Um levantamento feito pela Associação Nacional de Travestis e Transexuais (Antra) e divulgados nesta segunda-feira (29), coincidindo com o Dia da Visibilidade Trans, mostra que 145 pessoas trans foram assassinadas no Brasil em 2023, representando um aumento de 10,7% em comparação a 2022. Este número resulta em uma média de mais de um assassinato a cada três dias, evidenciando a persistente violência contra a população trans no país.
Do total, 136 eram travestis e mulheres trans/transexuais, enquanto 9 eram homens trans e pessoas transmasculinas.
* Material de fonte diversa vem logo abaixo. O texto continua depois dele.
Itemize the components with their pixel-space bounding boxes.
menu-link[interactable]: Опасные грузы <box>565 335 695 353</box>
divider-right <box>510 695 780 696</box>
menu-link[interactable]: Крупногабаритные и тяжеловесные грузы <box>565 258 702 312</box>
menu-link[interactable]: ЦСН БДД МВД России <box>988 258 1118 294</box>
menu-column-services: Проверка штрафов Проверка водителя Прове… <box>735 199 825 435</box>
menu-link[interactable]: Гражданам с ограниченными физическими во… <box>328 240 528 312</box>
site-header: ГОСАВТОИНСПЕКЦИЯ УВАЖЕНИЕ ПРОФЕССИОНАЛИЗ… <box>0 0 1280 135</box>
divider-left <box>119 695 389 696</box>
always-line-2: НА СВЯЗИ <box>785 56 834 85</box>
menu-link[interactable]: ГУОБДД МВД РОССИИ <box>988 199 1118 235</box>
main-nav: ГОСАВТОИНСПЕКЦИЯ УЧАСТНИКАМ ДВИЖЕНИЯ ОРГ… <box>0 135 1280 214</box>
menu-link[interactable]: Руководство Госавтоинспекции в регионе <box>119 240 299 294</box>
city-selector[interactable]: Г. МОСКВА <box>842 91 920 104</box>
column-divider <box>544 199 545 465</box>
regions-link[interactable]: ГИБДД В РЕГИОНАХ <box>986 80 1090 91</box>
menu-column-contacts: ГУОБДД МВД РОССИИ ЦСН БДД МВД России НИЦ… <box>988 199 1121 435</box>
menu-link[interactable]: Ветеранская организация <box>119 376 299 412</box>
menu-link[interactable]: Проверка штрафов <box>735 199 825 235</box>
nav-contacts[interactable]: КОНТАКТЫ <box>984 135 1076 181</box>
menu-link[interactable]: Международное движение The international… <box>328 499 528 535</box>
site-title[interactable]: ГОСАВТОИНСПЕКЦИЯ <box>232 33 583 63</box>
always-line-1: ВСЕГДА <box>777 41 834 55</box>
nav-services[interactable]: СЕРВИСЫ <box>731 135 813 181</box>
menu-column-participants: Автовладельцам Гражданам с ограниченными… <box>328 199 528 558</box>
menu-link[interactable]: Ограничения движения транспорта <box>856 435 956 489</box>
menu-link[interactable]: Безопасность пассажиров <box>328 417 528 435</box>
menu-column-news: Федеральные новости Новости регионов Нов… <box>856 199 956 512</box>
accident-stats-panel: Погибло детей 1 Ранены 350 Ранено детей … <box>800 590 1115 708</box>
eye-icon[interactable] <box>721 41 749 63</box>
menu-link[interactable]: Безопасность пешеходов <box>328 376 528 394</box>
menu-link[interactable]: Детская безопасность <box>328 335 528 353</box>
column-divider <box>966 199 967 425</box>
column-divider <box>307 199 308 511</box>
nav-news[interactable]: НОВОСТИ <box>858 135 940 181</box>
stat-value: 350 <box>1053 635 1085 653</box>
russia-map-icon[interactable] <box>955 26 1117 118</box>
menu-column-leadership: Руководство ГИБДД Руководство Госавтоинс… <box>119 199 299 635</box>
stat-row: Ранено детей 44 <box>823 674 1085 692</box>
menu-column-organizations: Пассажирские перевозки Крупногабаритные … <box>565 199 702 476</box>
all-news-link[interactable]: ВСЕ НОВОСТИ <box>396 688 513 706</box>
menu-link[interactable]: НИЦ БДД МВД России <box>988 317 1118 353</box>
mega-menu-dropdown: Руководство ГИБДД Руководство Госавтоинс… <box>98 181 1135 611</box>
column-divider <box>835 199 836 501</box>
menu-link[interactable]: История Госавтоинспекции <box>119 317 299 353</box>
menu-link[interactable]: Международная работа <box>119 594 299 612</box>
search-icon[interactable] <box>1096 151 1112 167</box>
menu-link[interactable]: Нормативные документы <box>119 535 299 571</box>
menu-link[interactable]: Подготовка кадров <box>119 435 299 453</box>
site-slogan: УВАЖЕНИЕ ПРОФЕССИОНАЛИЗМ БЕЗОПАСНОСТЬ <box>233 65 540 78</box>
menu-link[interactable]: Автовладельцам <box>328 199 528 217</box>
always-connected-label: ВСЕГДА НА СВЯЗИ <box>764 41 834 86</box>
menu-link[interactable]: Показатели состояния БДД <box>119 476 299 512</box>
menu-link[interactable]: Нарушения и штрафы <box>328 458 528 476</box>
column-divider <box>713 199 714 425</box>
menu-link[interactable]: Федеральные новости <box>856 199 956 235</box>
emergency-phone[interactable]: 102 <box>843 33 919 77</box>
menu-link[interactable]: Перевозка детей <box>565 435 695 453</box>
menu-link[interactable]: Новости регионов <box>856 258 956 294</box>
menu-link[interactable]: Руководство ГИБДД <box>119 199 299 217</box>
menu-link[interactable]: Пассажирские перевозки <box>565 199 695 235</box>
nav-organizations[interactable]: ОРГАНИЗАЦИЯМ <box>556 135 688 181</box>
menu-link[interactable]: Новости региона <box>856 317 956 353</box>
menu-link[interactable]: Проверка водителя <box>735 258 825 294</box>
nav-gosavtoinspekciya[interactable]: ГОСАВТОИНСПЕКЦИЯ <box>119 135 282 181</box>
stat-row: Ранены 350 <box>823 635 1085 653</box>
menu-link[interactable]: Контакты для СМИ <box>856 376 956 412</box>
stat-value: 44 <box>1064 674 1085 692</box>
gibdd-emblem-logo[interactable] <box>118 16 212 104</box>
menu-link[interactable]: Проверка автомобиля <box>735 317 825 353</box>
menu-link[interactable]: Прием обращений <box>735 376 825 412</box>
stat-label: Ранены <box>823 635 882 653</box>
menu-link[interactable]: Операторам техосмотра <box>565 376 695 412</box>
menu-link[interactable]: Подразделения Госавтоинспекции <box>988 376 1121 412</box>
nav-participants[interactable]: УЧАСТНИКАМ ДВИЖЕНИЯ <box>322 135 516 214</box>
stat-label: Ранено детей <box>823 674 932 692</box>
O perfil das vítimas segue sendo o mesmo: a maioria (94%) eram mulheres trans ou pessoas transfemininas, evidenciando que a violência de gênero desempenha um papel crucial nesses trágicos eventos; 72% eram pessoas trans negras; 49,6% tinham entre 13 e 29 anos; 79% das vítimas tinham menos de 35 anos de idad e pelo menos 57% viviam na prostituição.
Quanto aos métodos de assassinato, em 23 casos (16%) não foram fornecidas informações sobre o meio utilizado. Dos casos restantes, 46% foram cometidos por armas de fogo, 24% por arma branca, 20% por outro meios e 10% por espancamento, asfixia e/ou estrangulamento.
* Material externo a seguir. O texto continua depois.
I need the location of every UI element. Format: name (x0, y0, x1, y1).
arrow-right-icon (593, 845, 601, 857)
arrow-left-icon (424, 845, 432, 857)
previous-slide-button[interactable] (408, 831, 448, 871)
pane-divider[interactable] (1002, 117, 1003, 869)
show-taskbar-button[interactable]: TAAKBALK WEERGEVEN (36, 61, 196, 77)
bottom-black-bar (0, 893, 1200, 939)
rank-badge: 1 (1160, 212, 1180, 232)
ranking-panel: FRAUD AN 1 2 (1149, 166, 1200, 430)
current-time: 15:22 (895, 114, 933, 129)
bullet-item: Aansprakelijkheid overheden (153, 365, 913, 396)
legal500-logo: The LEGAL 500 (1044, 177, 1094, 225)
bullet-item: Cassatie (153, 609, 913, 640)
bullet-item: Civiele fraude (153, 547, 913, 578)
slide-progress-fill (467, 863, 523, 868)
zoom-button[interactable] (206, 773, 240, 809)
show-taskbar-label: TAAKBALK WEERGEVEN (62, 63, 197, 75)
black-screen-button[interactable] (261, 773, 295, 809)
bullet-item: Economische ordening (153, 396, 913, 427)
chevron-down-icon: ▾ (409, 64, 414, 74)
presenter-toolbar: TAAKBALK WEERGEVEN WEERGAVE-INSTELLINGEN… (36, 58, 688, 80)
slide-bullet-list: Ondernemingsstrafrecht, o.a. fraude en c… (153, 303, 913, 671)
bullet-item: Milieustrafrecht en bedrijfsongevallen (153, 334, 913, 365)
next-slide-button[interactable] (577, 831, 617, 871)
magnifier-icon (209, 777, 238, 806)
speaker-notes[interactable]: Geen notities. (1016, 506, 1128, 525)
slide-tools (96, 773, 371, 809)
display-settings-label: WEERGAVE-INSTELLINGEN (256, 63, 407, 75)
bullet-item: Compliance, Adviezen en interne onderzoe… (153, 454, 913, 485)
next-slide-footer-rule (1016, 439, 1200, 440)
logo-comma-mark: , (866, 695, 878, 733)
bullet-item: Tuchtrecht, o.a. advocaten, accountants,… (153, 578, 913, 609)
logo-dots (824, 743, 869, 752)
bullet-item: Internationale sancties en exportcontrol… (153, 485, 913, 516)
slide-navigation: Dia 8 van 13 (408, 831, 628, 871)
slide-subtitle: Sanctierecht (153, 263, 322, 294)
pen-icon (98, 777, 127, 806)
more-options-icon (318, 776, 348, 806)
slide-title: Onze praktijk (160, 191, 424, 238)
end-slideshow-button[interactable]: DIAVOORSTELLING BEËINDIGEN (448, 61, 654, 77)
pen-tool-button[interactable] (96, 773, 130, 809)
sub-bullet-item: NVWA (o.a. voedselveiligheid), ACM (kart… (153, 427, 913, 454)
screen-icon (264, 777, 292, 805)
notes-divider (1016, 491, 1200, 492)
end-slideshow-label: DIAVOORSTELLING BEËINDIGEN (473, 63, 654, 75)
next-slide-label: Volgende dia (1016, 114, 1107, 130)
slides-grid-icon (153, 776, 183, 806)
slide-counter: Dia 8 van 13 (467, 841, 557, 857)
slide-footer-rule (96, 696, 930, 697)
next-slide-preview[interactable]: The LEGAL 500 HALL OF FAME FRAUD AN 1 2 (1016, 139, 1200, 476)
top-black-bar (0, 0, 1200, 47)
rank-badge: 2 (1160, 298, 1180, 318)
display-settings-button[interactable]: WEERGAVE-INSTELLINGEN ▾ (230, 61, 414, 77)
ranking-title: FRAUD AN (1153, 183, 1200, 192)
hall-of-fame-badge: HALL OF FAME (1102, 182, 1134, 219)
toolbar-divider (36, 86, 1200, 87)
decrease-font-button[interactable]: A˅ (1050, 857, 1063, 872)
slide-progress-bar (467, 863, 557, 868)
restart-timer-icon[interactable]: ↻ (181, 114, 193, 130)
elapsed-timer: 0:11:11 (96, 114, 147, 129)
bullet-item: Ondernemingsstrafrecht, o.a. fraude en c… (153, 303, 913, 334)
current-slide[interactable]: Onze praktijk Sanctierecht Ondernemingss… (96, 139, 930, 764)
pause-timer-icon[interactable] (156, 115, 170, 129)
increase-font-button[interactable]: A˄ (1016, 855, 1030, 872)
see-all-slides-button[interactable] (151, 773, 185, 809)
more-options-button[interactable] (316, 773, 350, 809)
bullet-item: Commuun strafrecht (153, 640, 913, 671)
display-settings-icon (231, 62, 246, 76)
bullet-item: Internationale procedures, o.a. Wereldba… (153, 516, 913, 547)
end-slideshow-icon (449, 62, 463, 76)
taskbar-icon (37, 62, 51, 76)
O uso de métodos cruéis nos assassinatos foi observado em pelo menos 54% dos casos. O relatório destaca ainda que maior parte dos suspeitos, em geral, não costumam ter relação direta, social ou afetiva com a vítima e que mulheres trans e travestis têm até 32 vezes mais chance de serem assassinadas em relação aos homens trans e às pessoas não-binárias.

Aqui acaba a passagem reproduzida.